Aufgabe und Geschichte

Im Jahre 1965 errichtete P. Albrecht Schräder OFM in Räumen des Düsseldorfer Franziskanerklosters im Auftrag des Kölner Erzbischofs die Fides-Glaubensberatung. Heute heißt sie Katholische Glaubensinformation-Fides und befindet sich hinter der Kirche St. Mariä-Empfängnis in der Hohenzollernstr. 22 in Düsseldorf. Eine weitere Fides hatte das Erzbistum in Köln in der Marzellenstraße - heute mit Sitz im dortigen Domforum - eingerichtet. Seit mehreren Jahren gibt es jeweils eine Fidesstelle in Wuppertal und in Bonn.

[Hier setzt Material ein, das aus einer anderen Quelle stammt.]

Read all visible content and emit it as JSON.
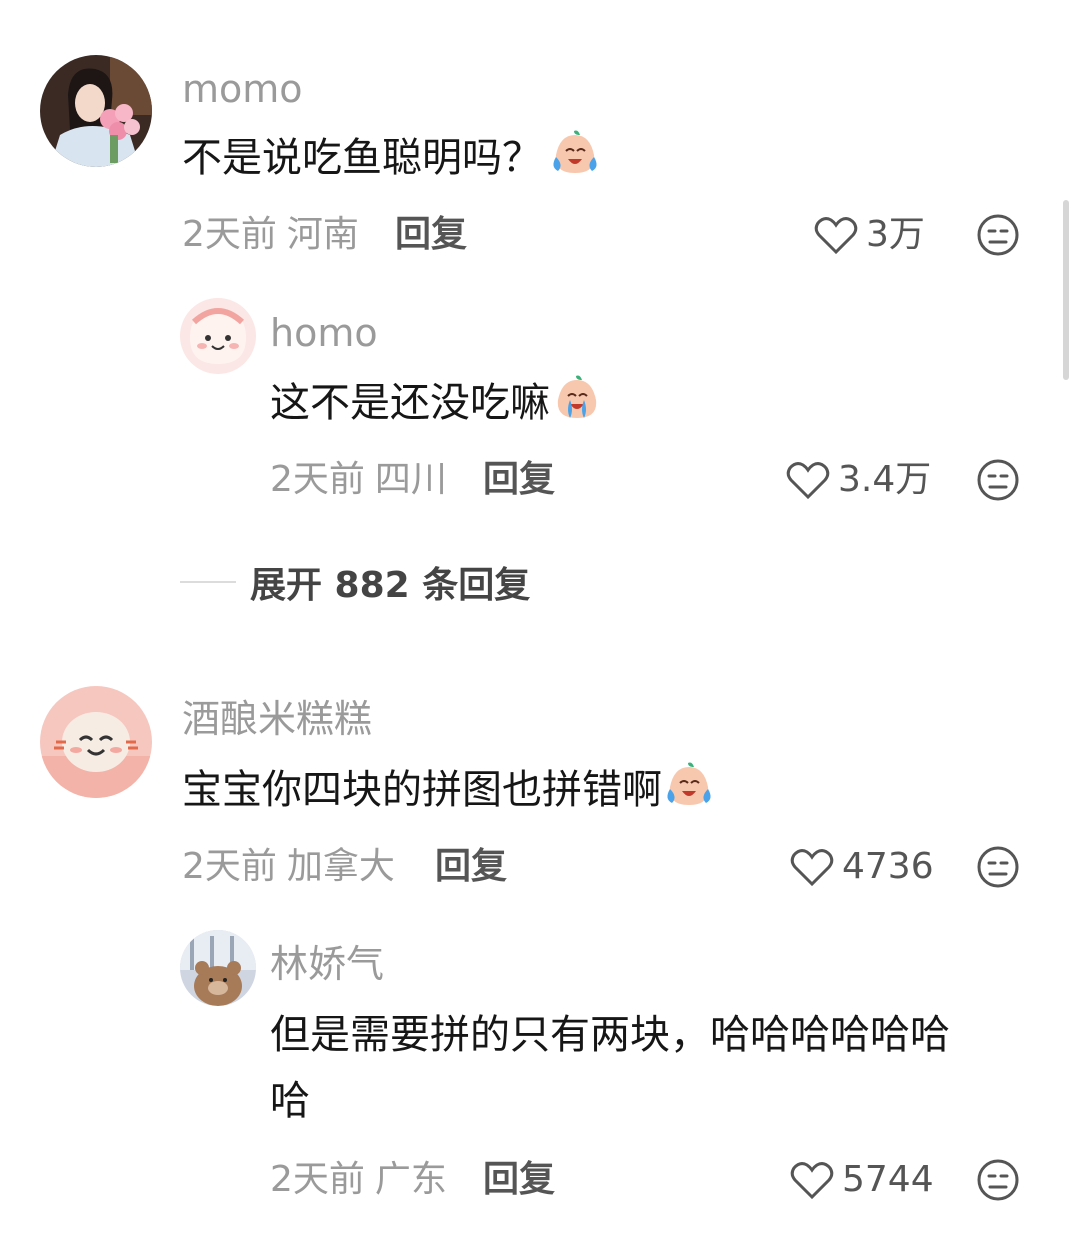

Der heutige Einzugsbereich der Fides in Düsseldorf umfasst den  nördlichen Teil des Erzbistums, näherhin den Großraum Düsseldorf, Neuss und Mettmann.

Seit Entstehen der Einrichtung gab es bei der genauen Bezeichnung der Fides (lat.: "Glaube") ein Nebeneinander der Begriffe "Glaubensinformation" und "Glaubensberatung". Beides trifft bis heute zu: Menschen kommen mit konkreten Glaubens- und Lebensfragen, um sich zu informieren, und gleichzeitig kommen Anfragen hinsichtlich der ganz konkreten persönlichen Gestaltung von Glauben und Leben - oft verbunden mit dem Wunsch nach einer Wiederaufnahme in die katholische Kirche, nach einer Konversion oder der Bitte um Vorbereitung auf die Initiationssakramente der Kirche (Taufe, Firmung und Kommunion). Gerade in den letzten Jahren ist die persönliche Vorbereitung auf diese Schritte, vor allem den Empfang der Sakramente (Katechese), zu einem inhaltlichen Schwerpunkt der Fides geworden. Immer wichtiger wird es auch, eine "anonyme Anlaufstelle" zu haben, die suchenden Menschen diskret und ohne großes Aufhebens in Glaubens- und Lebensfragen seelsorglich zur Seite steht.